Все будто по команде повернули головы к башне.
В жуткой, неестественной тишине над площадью проплыл скрип — долгий, протяжный. Люк медленно открывался.
— Я все знаю, Биг, — повторил Отшельник, — ты правильно сделал, что заглянул ко мне.
Большой выпуклый глаз, матово отсвечивая синевой, смотрел на Чудовище. И столько было в этом умном, мудром, всепонимающем взгляде доброты, что Чудовище поневоле размякло и снова превратилось в того маленького и любознательного Бига, подростка, юношу, который часами выслушивал рассказы Отшельника. Когда это было! Но ведь было же!
Отшельник сильно сдал. Его тельце стало совсем немощным, хилым. Каждая кость выпирала наружу сквозь полупрозрачную сероватую кожу. Плечи совсем заострились, были сведены к самой шее. Но Чудовище не видело его тела, оно смотрело в этот бездонный глаз, тонуло в нем, растворялось. На минуту вспомнился Волосатый Грюня, безжалостно убитый туристами, и та мольба, то отчаяние и нечеловеческая тоска, что застыла в его стекленеющем глазе.
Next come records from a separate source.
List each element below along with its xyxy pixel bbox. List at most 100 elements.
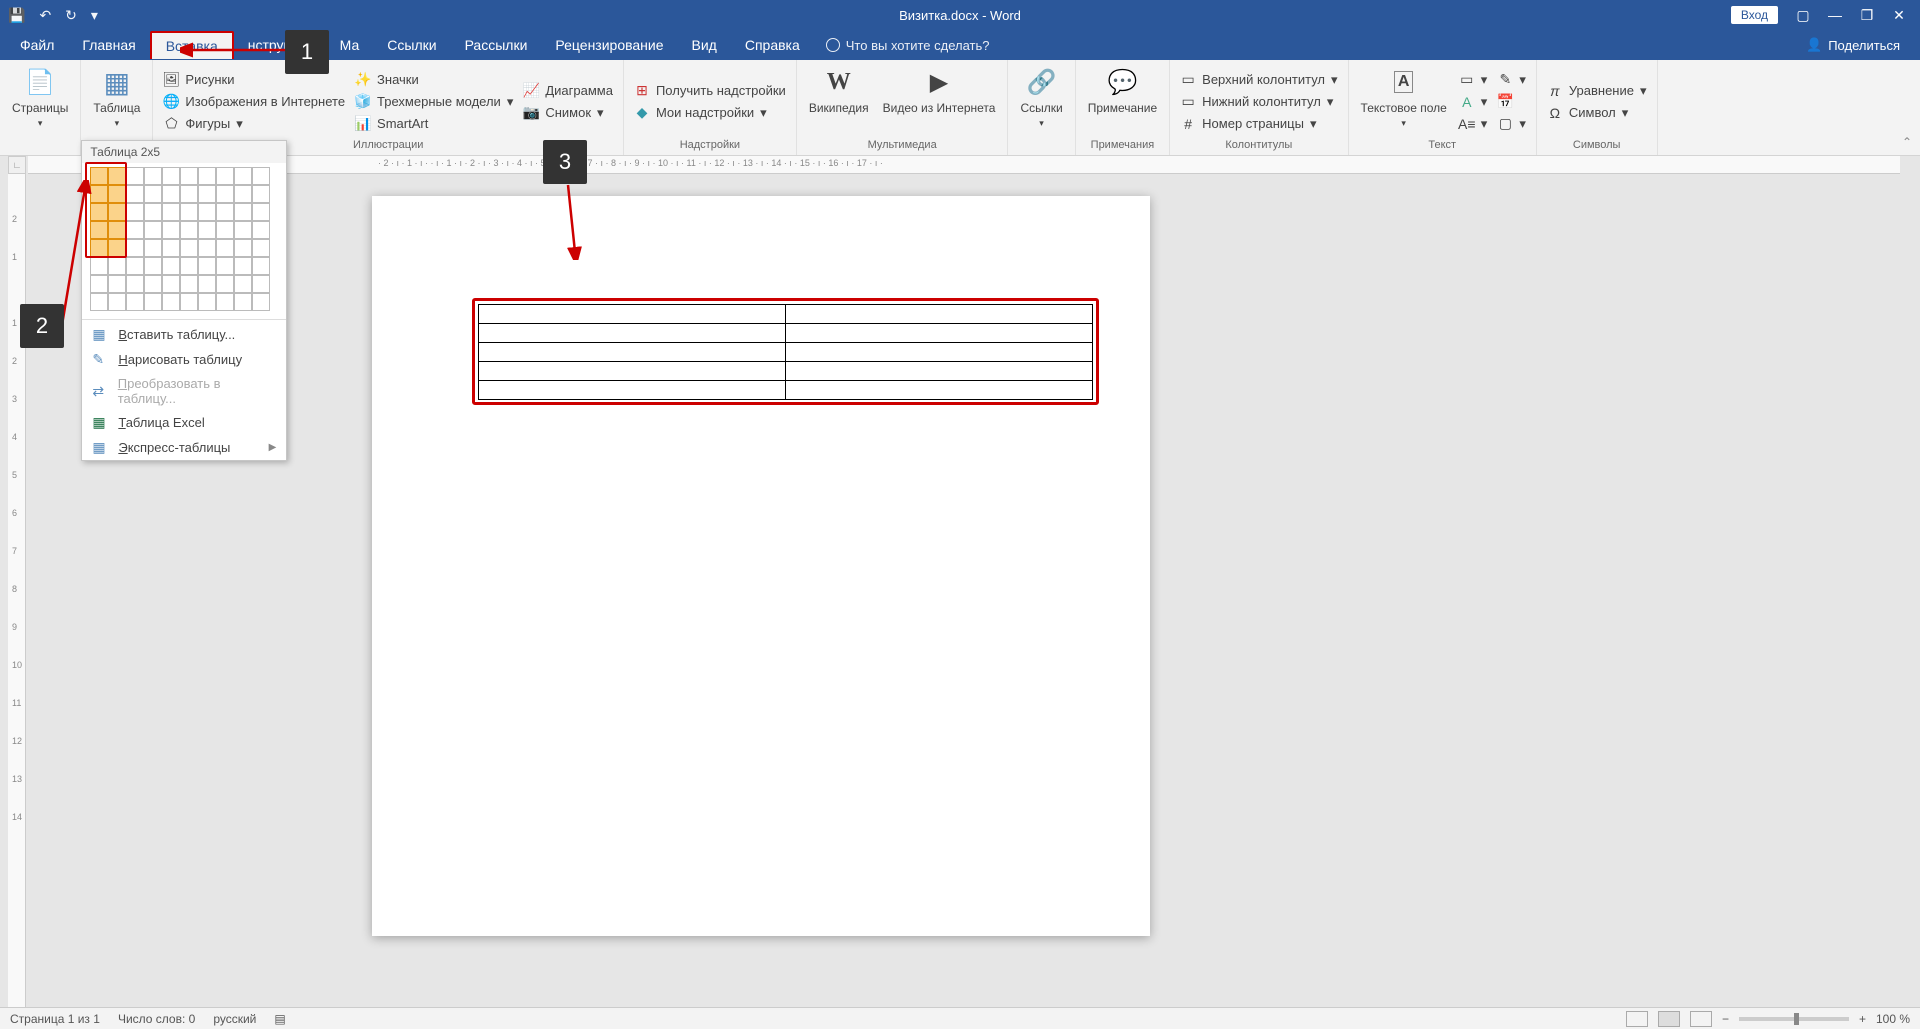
quick-tables-item[interactable]: ▦Экспресс-таблицы▶ xyxy=(82,435,286,460)
grid-cell[interactable] xyxy=(126,275,144,293)
tab-references[interactable]: Ссылки xyxy=(373,32,450,58)
table-row[interactable] xyxy=(479,362,1093,381)
grid-cell[interactable] xyxy=(162,185,180,203)
grid-cell[interactable] xyxy=(216,221,234,239)
grid-cell[interactable] xyxy=(144,257,162,275)
tab-insert[interactable]: Вставка xyxy=(150,31,234,59)
icons-button[interactable]: Значки xyxy=(353,71,515,89)
quick-parts-button[interactable]: ▭▾ xyxy=(1457,71,1490,89)
grid-cell[interactable] xyxy=(234,203,252,221)
print-layout-icon[interactable] xyxy=(1658,1011,1680,1027)
get-addins-button[interactable]: Получить надстройки xyxy=(632,82,788,100)
grid-cell[interactable] xyxy=(126,167,144,185)
grid-cell[interactable] xyxy=(180,185,198,203)
signature-button[interactable]: ✎▾ xyxy=(1495,71,1528,89)
grid-cell[interactable] xyxy=(108,203,126,221)
grid-cell[interactable] xyxy=(126,221,144,239)
grid-cell[interactable] xyxy=(90,239,108,257)
grid-cell[interactable] xyxy=(234,221,252,239)
zoom-out-icon[interactable]: − xyxy=(1722,1012,1729,1026)
grid-cell[interactable] xyxy=(90,185,108,203)
zoom-level[interactable]: 100 % xyxy=(1876,1012,1910,1026)
grid-cell[interactable] xyxy=(198,221,216,239)
tab-view[interactable]: Вид xyxy=(678,32,731,58)
table-button[interactable]: Таблица▾ xyxy=(89,64,144,151)
grid-cell[interactable] xyxy=(234,293,252,311)
symbol-button[interactable]: Символ ▾ xyxy=(1545,104,1649,122)
comment-button[interactable]: Примечание xyxy=(1084,64,1161,139)
header-button[interactable]: Верхний колонтитул ▾ xyxy=(1178,71,1339,89)
footer-button[interactable]: Нижний колонтитул ▾ xyxy=(1178,93,1339,111)
grid-cell[interactable] xyxy=(234,257,252,275)
textbox-button[interactable]: Текстовое поле▾ xyxy=(1357,64,1451,139)
wordart-button[interactable]: A▾ xyxy=(1457,93,1490,111)
grid-cell[interactable] xyxy=(126,203,144,221)
grid-cell[interactable] xyxy=(126,257,144,275)
grid-cell[interactable] xyxy=(180,203,198,221)
grid-cell[interactable] xyxy=(126,185,144,203)
tab-file[interactable]: Файл xyxy=(6,32,68,58)
grid-cell[interactable] xyxy=(216,293,234,311)
close-icon[interactable]: ✕ xyxy=(1892,7,1906,24)
grid-cell[interactable] xyxy=(216,257,234,275)
grid-cell[interactable] xyxy=(162,167,180,185)
page-number-button[interactable]: Номер страницы ▾ xyxy=(1178,115,1339,133)
grid-cell[interactable] xyxy=(90,221,108,239)
grid-cell[interactable] xyxy=(90,167,108,185)
grid-cell[interactable] xyxy=(144,185,162,203)
language-indicator[interactable]: русский xyxy=(213,1012,256,1026)
grid-cell[interactable] xyxy=(180,293,198,311)
restore-icon[interactable]: ❐ xyxy=(1860,7,1874,24)
excel-table-item[interactable]: ▦Таблица Excel xyxy=(82,410,286,435)
grid-cell[interactable] xyxy=(108,167,126,185)
collapse-ribbon-icon[interactable]: ⌃ xyxy=(1902,135,1912,149)
grid-cell[interactable] xyxy=(216,185,234,203)
grid-cell[interactable] xyxy=(198,239,216,257)
grid-cell[interactable] xyxy=(162,293,180,311)
grid-cell[interactable] xyxy=(144,239,162,257)
online-pictures-button[interactable]: Изображения в Интернете xyxy=(161,93,347,111)
table-row[interactable] xyxy=(479,305,1093,324)
zoom-slider[interactable] xyxy=(1739,1017,1849,1021)
macro-icon[interactable]: ▤ xyxy=(274,1012,285,1026)
grid-cell[interactable] xyxy=(216,167,234,185)
grid-cell[interactable] xyxy=(180,167,198,185)
ruler-corner[interactable]: ∟ xyxy=(8,156,26,174)
grid-cell[interactable] xyxy=(252,203,270,221)
grid-cell[interactable] xyxy=(180,275,198,293)
grid-cell[interactable] xyxy=(234,167,252,185)
grid-cell[interactable] xyxy=(216,239,234,257)
3d-models-button[interactable]: Трехмерные модели ▾ xyxy=(353,93,515,111)
grid-cell[interactable] xyxy=(234,275,252,293)
grid-cell[interactable] xyxy=(162,239,180,257)
insert-table-item[interactable]: ▦ВВставить таблицу...ставить таблицу... xyxy=(82,322,286,347)
grid-cell[interactable] xyxy=(90,275,108,293)
grid-cell[interactable] xyxy=(108,239,126,257)
grid-cell[interactable] xyxy=(126,293,144,311)
grid-cell[interactable] xyxy=(108,257,126,275)
grid-cell[interactable] xyxy=(144,293,162,311)
grid-cell[interactable] xyxy=(180,239,198,257)
grid-cell[interactable] xyxy=(234,239,252,257)
grid-cell[interactable] xyxy=(216,275,234,293)
grid-cell[interactable] xyxy=(234,185,252,203)
tab-mailings[interactable]: Рассылки xyxy=(451,32,542,58)
page-indicator[interactable]: Страница 1 из 1 xyxy=(10,1012,100,1026)
qat-customize-icon[interactable]: ▾ xyxy=(91,7,98,24)
grid-cell[interactable] xyxy=(252,257,270,275)
tab-review[interactable]: Рецензирование xyxy=(541,32,677,58)
equation-button[interactable]: Уравнение ▾ xyxy=(1545,82,1649,100)
screenshot-button[interactable]: Снимок ▾ xyxy=(521,104,615,122)
tab-help[interactable]: Справка xyxy=(731,32,814,58)
grid-cell[interactable] xyxy=(198,167,216,185)
grid-cell[interactable] xyxy=(90,293,108,311)
grid-cell[interactable] xyxy=(252,239,270,257)
grid-cell[interactable] xyxy=(198,275,216,293)
grid-cell[interactable] xyxy=(252,167,270,185)
grid-cell[interactable] xyxy=(252,275,270,293)
my-addins-button[interactable]: Мои надстройки ▾ xyxy=(632,104,788,122)
links-button[interactable]: Ссылки▾ xyxy=(1016,64,1066,151)
grid-cell[interactable] xyxy=(252,221,270,239)
grid-cell[interactable] xyxy=(252,185,270,203)
online-video-button[interactable]: Видео из Интернета xyxy=(879,64,1000,139)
Может, и он, доведись ему выжить после охоты, стал бы вот таким же Отшельником… Может, и стал бы. А скорее всего, нет. Разве предугадаешь будущее. Грюни нет, и уже никогда не будет. А в мире все остается по-прежнему, так, будто и не было никаких грюнь, близнецов-Сидоровых, Бандыру и других, лежащих сейчас в подвале.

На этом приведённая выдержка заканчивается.